Overall speedup: 218.8x

RDKit fingerprinting benefits from being the lowest compute workload and from native RDKit multithreading. On this hardware, the performance is about equivalent. We get large speedups from putting similarity and clustering on the GPU. On NVIDIA datacenter GPUs, speedups can be well over 1000x.

Comparing Clustering Results

nvMolKit clusters may or may not be identical to RDKit, but are valid Butina clusters.
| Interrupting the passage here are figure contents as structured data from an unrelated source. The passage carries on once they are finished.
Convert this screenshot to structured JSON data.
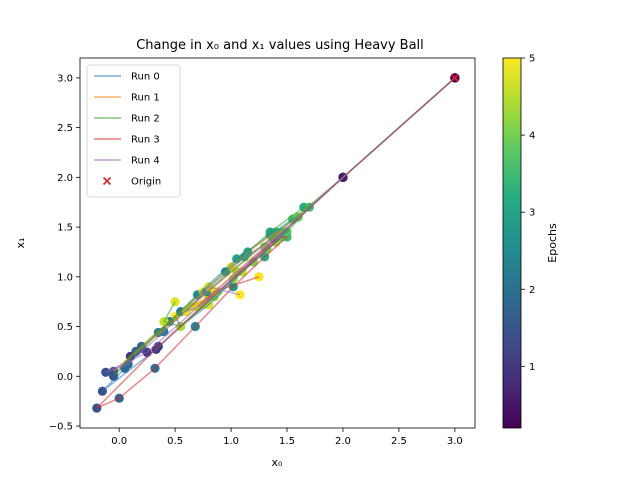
{
  "chart_data": {
    "type": "scatter",
    "title": "Change in x₀ and x₁ values using Heavy Ball",
    "xlabel": "x₀",
    "ylabel": "x₁",
    "xlim": [
      -0.35,
      3.18
    ],
    "ylim": [
      -0.52,
      3.2
    ],
    "xticks": [
      0.0,
      0.5,
      1.0,
      1.5,
      2.0,
      2.5,
      3.0
    ],
    "xtick_labels": [
      "0.0",
      "0.5",
      "1.0",
      "1.5",
      "2.0",
      "2.5",
      "3.0"
    ],
    "yticks": [
      -0.5,
      0.0,
      0.5,
      1.0,
      1.5,
      2.0,
      2.5,
      3.0
    ],
    "ytick_labels": [
      "−0.5",
      "0.0",
      "0.5",
      "1.0",
      "1.5",
      "2.0",
      "2.5",
      "3.0"
    ],
    "grid": false,
    "legend_position": "top-left",
    "colorbar": {
      "label": "Epochs",
      "colormap": "viridis",
      "range": [
        0.2,
        5.0
      ],
      "ticks": [
        1,
        2,
        3,
        4,
        5
      ],
      "tick_labels": [
        "1",
        "2",
        "3",
        "4",
        "5"
      ]
    },
    "series": [
      {
        "name": "Run 0",
        "color": "#1f77b4",
        "points": [
          [
            3.0,
            3.0,
            0.2
          ],
          [
            2.0,
            2.0,
            0.6
          ],
          [
            0.33,
            0.27,
            1.0
          ],
          [
            -0.15,
            -0.15,
            1.4
          ],
          [
            0.05,
            0.08,
            1.8
          ],
          [
            0.35,
            0.44,
            2.2
          ],
          [
            0.7,
            0.82,
            2.6
          ],
          [
            1.05,
            1.18,
            3.0
          ],
          [
            1.35,
            1.42,
            3.2
          ],
          [
            1.55,
            1.58,
            3.6
          ],
          [
            1.6,
            1.6,
            3.9
          ],
          [
            1.4,
            1.35,
            4.2
          ],
          [
            1.1,
            1.05,
            4.5
          ],
          [
            0.8,
            0.72,
            4.7
          ],
          [
            0.55,
            0.5,
            4.9
          ],
          [
            0.5,
            0.6,
            5.0
          ]
        ]
      },
      {
        "name": "Run 1",
        "color": "#ff7f0e",
        "points": [
          [
            3.0,
            3.0,
            0.2
          ],
          [
            2.0,
            2.0,
            0.6
          ],
          [
            0.2,
            0.28,
            1.0
          ],
          [
            -0.05,
            0.05,
            1.4
          ],
          [
            0.15,
            0.25,
            1.8
          ],
          [
            0.45,
            0.55,
            2.2
          ],
          [
            0.8,
            0.9,
            2.6
          ],
          [
            1.15,
            1.25,
            3.0
          ],
          [
            1.4,
            1.45,
            3.3
          ],
          [
            1.45,
            1.45,
            3.6
          ],
          [
            1.3,
            1.3,
            3.9
          ],
          [
            1.05,
            1.05,
            4.2
          ],
          [
            0.8,
            0.8,
            4.5
          ],
          [
            0.65,
            0.7,
            4.7
          ],
          [
            0.75,
            0.85,
            4.9
          ],
          [
            1.0,
            1.1,
            5.0
          ]
        ]
      },
      {
        "name": "Run 2",
        "color": "#2ca02c",
        "points": [
          [
            3.0,
            3.0,
            0.2
          ],
          [
            2.0,
            2.0,
            0.6
          ],
          [
            0.1,
            0.2,
            1.0
          ],
          [
            -0.05,
            0.0,
            1.4
          ],
          [
            0.2,
            0.3,
            1.8
          ],
          [
            0.55,
            0.65,
            2.2
          ],
          [
            0.95,
            1.05,
            2.6
          ],
          [
            1.35,
            1.45,
            3.0
          ],
          [
            1.65,
            1.7,
            3.2
          ],
          [
            1.7,
            1.7,
            3.5
          ],
          [
            1.5,
            1.45,
            3.8
          ],
          [
            1.2,
            1.15,
            4.0
          ],
          [
            0.85,
            0.8,
            4.2
          ],
          [
            0.55,
            0.5,
            4.4
          ],
          [
            0.4,
            0.55,
            4.6
          ],
          [
            0.5,
            0.75,
            4.8
          ]
        ]
      },
      {
        "name": "Run 3",
        "color": "#d62728",
        "points": [
          [
            3.0,
            3.0,
            0.2
          ],
          [
            2.0,
            2.0,
            0.6
          ],
          [
            0.35,
            0.3,
            1.0
          ],
          [
            -0.2,
            -0.32,
            1.4
          ],
          [
            0.0,
            -0.22,
            1.7
          ],
          [
            0.32,
            0.08,
            2.0
          ],
          [
            0.68,
            0.5,
            2.4
          ],
          [
            1.02,
            0.9,
            2.8
          ],
          [
            1.3,
            1.2,
            3.2
          ],
          [
            1.5,
            1.4,
            3.5
          ],
          [
            1.45,
            1.4,
            3.8
          ],
          [
            1.2,
            1.15,
            4.1
          ],
          [
            0.88,
            0.85,
            4.4
          ],
          [
            0.7,
            0.7,
            4.7
          ],
          [
            0.85,
            0.85,
            4.9
          ],
          [
            1.25,
            1.0,
            5.0
          ]
        ]
      },
      {
        "name": "Run 4",
        "color": "#9467bd",
        "points": [
          [
            3.0,
            3.0,
            0.2
          ],
          [
            2.0,
            2.0,
            0.6
          ],
          [
            0.25,
            0.24,
            1.0
          ],
          [
            -0.12,
            0.04,
            1.4
          ],
          [
            0.08,
            0.12,
            1.8
          ],
          [
            0.4,
            0.45,
            2.2
          ],
          [
            0.78,
            0.85,
            2.6
          ],
          [
            1.12,
            1.2,
            3.0
          ],
          [
            1.38,
            1.38,
            3.4
          ],
          [
            1.48,
            1.45,
            3.7
          ],
          [
            1.32,
            1.28,
            4.0
          ],
          [
            1.02,
            0.98,
            4.3
          ],
          [
            0.75,
            0.72,
            4.6
          ],
          [
            0.6,
            0.65,
            4.8
          ],
          [
            0.8,
            0.9,
            4.9
          ],
          [
            1.08,
            0.82,
            5.0
          ]
        ]
      }
    ],
    "origin": {
      "name": "Origin",
      "x": 3.0,
      "y": 3.0,
      "marker": "x",
      "color": "#d62728"
    }
  }
}
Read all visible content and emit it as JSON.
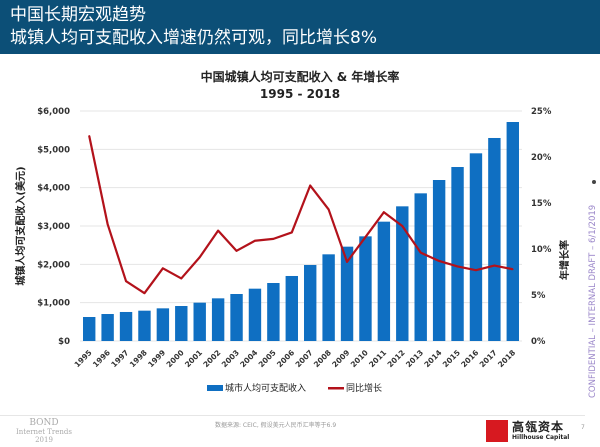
{
  "header": {
    "title": "中国长期宏观趋势",
    "subtitle": "城镇人均可支配收入增速仍然可观，同比增长8%"
  },
  "chart_data": {
    "type": "bar+line",
    "title": "中国城镇人均可支配收入 & 年增长率",
    "subtitle": "1995 - 2018",
    "ylabel": "城镇人均可支配收入(美元)",
    "y2label": "年增长率",
    "ylim": [
      0,
      6000
    ],
    "y2lim": [
      0,
      25
    ],
    "yticks": [
      "$0",
      "$1,000",
      "$2,000",
      "$3,000",
      "$4,000",
      "$5,000",
      "$6,000"
    ],
    "y2ticks": [
      "0%",
      "5%",
      "10%",
      "15%",
      "20%",
      "25%"
    ],
    "grid": true,
    "legend_position": "bottom",
    "categories": [
      "1995",
      "1996",
      "1997",
      "1998",
      "1999",
      "2000",
      "2001",
      "2002",
      "2003",
      "2004",
      "2005",
      "2006",
      "2007",
      "2008",
      "2009",
      "2010",
      "2011",
      "2012",
      "2013",
      "2014",
      "2015",
      "2016",
      "2017",
      "2018"
    ],
    "series": [
      {
        "name": "城市人均可支配收入",
        "type": "bar",
        "axis": "left",
        "color": "#0f6fc2",
        "values": [
          626,
          704,
          757,
          791,
          852,
          913,
          1000,
          1113,
          1226,
          1365,
          1513,
          1696,
          1983,
          2261,
          2461,
          2730,
          3113,
          3513,
          3852,
          4200,
          4539,
          4896,
          5296,
          5713
        ]
      },
      {
        "name": "同比增长",
        "type": "line",
        "axis": "right",
        "color": "#b3121b",
        "values": [
          22.3,
          12.7,
          6.5,
          5.2,
          7.9,
          6.8,
          9.1,
          12.0,
          9.8,
          10.9,
          11.1,
          11.8,
          16.9,
          14.3,
          8.6,
          11.3,
          14.0,
          12.5,
          9.6,
          8.7,
          8.1,
          7.7,
          8.2,
          7.8
        ]
      }
    ]
  },
  "footer": {
    "bond_line1": "BOND",
    "bond_line2": "Internet Trends",
    "bond_line3": "2019",
    "source": "数据来源: CEIC, 假设美元人民币汇率等于6.9",
    "logo_cn": "高瓴资本",
    "logo_en": "Hillhouse Capital",
    "page": "7",
    "confidential": "CONFIDENTIAL – INTERNAL DRAFT – 6/1/2019"
  }
}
Potential differences can happen when there are multiple candidate clusters of the same size.

# Convert cluster IDs to cluster tuples for comparison
n_clusters = cluster_ids.max().item() + 1
nvmolkit_clusters = [tuple(torch.where(cluster_ids == i)[0].tolist()) for i in range(n_clusters)]
print(f"Number of clusters: {len(nvmolkit_clusters)}")

rdkit_cluster_sizes = sorted([len(c) for c in rdkit_clusters], reverse=True)
nvmolkit_cluster_sizes = sorted([len(c) for c in nvmolkit_clusters], reverse=True)

plt.figure()
plt.plot(range(len(rdkit_cluster_sizes)), rdkit_cluster_sizes, 
         label='RDKit', linewidth=2.5, alpha=0.9)
plt.plot(range(len(nvmolkit_cluster_sizes)), nvmolkit_cluster_sizes, 
         label='nvMolKit', linewidth=2.5, linestyle='--', alpha=0.9)
plt.xlabel('Cluster Rank')
plt.ylabel('Cluster Size (molecules)')
plt.title('Cluster Size Distribution')
plt.legend()
plt.ylim(0, max(rdkit_cluster_sizes) * 1.05)

plt.tight_layout()
plt.show()

print(f"RDKit: {len(rdkit_clusters)} clusters, largest has {max(rdkit_cluster_sizes)} molecules")
print(f"nvMolKit: {len(nvmolkit_clusters)} clusters, largest has {max(nvmolkit_cluster_sizes)} molecules")
Number of clusters: 14164

RDKit: 14162 clusters, largest has 14 molecules
nvMolKit: 14164 clusters, largest has 14 molecules